The two-way video communication requires the DJI google to transmit as well as receive. In groups flying together, DJI pilots must stand at least 10ft/3m away from other pilots on any system. Shark Byte doesn’t cause interference for other nearby receivers.
Getting HD video streaming from the DJI goggle requires a hack that might be patched away. Shark Byte provides an HDMI video port that can be fed into any system to display or record it.
The DJI system uses a set of frequencies all its own, while Shark Byte uses “Raceband” frequencies that are very common with pilot groups. Both are limited to 8 channels.
Some race timing systems, including the most popular—ImmersionRC’s LapRF—have difficulty tracking DJI pilots. Shark Byte transmits in a similar way to analog video and hasn’t been shown to cause difficulty for any timing system. DJI can be timed successfully but requires some special handling.
The setup for Shark Byte is fairly long and complicated compared to DJI. It’s nothing unusual for hobbyists, but it does stand in contrast to DJI’s exceptional ease of use. However, there’s no activation or registration; Fat Shark isn’t tracking who you are and how you are using the system.
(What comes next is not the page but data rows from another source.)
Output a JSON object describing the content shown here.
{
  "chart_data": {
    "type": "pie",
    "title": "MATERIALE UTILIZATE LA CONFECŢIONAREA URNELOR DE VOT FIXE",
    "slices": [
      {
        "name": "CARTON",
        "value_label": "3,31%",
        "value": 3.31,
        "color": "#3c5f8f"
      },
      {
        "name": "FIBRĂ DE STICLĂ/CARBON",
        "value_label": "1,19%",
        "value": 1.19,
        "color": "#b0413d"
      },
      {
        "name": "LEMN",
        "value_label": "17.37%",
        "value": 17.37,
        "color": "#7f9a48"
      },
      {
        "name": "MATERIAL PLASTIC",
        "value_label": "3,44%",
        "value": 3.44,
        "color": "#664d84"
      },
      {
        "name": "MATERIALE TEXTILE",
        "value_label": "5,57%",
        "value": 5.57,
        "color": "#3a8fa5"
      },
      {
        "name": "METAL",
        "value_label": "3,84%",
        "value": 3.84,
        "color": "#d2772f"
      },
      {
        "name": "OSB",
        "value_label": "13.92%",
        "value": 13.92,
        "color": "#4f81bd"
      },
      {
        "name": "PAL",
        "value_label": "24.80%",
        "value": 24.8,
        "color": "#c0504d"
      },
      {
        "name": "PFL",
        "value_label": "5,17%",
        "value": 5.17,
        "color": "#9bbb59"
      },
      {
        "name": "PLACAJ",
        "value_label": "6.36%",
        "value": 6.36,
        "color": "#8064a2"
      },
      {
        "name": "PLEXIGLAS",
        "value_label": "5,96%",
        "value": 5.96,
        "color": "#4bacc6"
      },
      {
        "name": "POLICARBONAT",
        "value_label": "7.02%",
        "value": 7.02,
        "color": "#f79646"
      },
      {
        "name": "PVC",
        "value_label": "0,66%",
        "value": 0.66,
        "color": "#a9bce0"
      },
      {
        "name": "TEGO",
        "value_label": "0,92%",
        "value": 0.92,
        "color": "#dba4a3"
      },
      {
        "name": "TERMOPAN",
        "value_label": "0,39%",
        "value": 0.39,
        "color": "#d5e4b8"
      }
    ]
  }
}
Fat Shark seems to be paying a little closer attention to what the community needs instead of developing what they find most interesting. For example, the OSD “warning” element is one of the most critical items to display on screen, but to date you won’t find this element displayed on DJI. There have been more updates to Shark Byte in recent months, while DJI hasn’t seen anything new.
Other Considerations
Using the regulated cable is great for ease of use, but it can prevent the low voltage alarm in your goggles from functioning well. Always check the status of your goggle batteries before flying. It’s not clear why the VRx module input range is 8–16V but the power cable supplies 7.8V; but the system does work fine with the cable.
The cable also covers up the headphone port on the goggles. Shark Byte currently offers no audio so that’s not a loss when you’re using the system, but requires removing the cable if you switch to analog with audio.
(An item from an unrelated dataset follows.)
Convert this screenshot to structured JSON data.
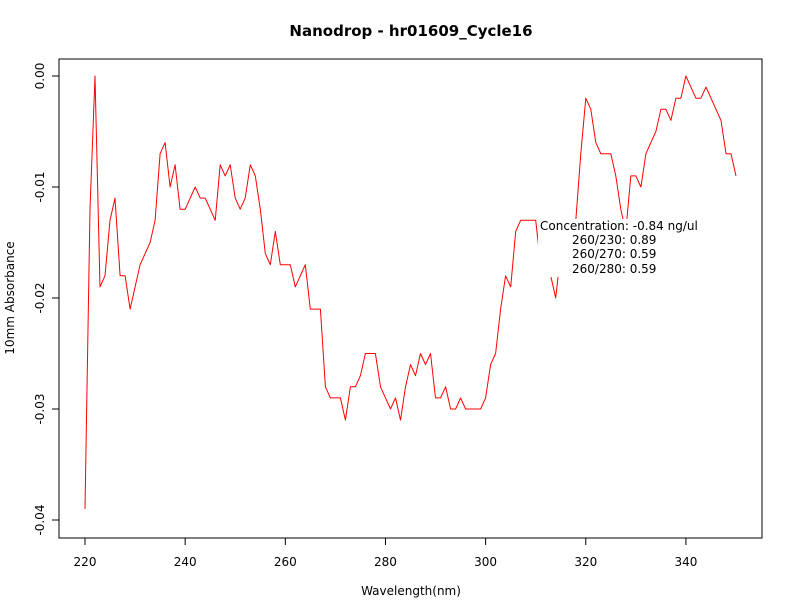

The Receiver also has two nice patch antennas built in; it would have been awesome to offer an SMA connection for your analog module to make use of them.
Finally, Shark Byte didn’t launch with the best camera. Early reviews compared a lesser-quality camera to DJI’s polished system, but the cameras available today are much improved over that first iteration. A new camera is expected soon with even higher quality. These have eliminated some of the image quality differences between the two systems.
Conclusion
Everyone benefits from an upgrade to an HD picture over analog. Shark Byte’s advantages over the DJI HD system appear to squarely target racers and pilots who fly in groups. Freestyle pilots who fly very close to objects will also appreciate how predictable the image loss is when a signal starts to degrade.
If you’re on the racing circuit, Shark Byte offers many advantages over DJI. Racers like the analog-like breakup and fixed latency; race directors like the ease of frequency management and how it plays well with timing systems. The system has definitely been gaining ground.
There’s also the question of price. The Shark Byte receiver is less expensive than buying a pair of DJI goggles if you already own a set, and if you’re building from scratch Fat Shark offers the Scout HD. Shark Byte equipment is generally less expensive for cameras and video transmitters, and it’s a little easier to buy just a camera or VTx if one breaks vs. replacing both.